The jury commented: “Having a heroic protagonist at its centre, ‘Advocate’ is a fascinating character study of a determined woman who, for decades, has fought relentlessly for her beliefs, undeterred by the fact she has never won any of her legal battles. It is extremely hard to create an effective observational documentary - a mode of filmmaking where there is no script or clear structure to follow - and equally hard to make an interesting documentary about legal processes. Despite these challenges, directors Rachel Leah Jones and Philippe Bellaiche - bravely engaging with contemporary politics and masterly using archival footage and animation - have created a complex, compelling and important film.”

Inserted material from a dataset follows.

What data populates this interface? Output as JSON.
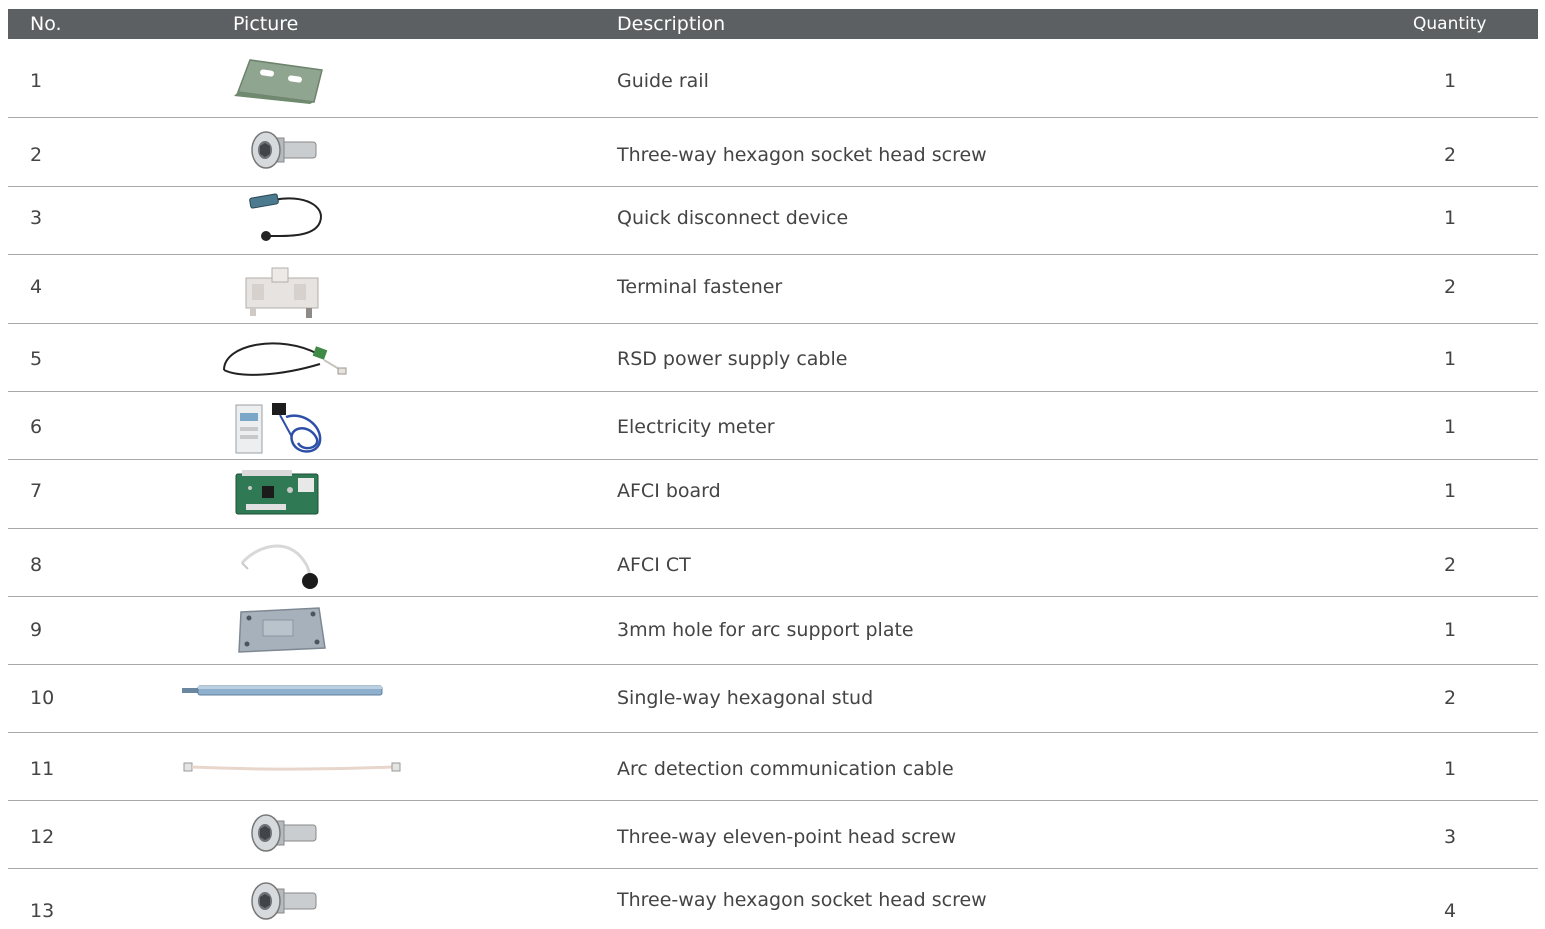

Films in competition for this award were Advocate, Fiddler: Miracle of Miracles, The Human Factor, It Must Schwing! The Blue Note Story, The Last Resort and The State against Mandela and the Others.
Young Jury Award for Best Short Film: For the first time this year, UK Jewish Film has launched the Young Jury Award to select and present the best short film during the festival. A jury of ten people aged eighteen to thirty have watched, critiqued and debated a fantastic selection of new Jewish films from which they have selected their favourites.
The winning short film was How To Swim, directed by Noa Gusakov.
The jury commented: “A charming, engaging and entertaining comedy based on an original and relatable premise. The jury thought the characters were warm, believable and funny and that the film touched everyone’s heart.”
The UK Jewish Film Festival took place from 6th – 21st November at 15 cinemas across London. A UK tour of festival highlights to 21 towns and cities across England, Scotland and Wales will run until 12th December. More than 15,000 visitors attended to date and many thousands more are expected nationwide over the coming three weeks.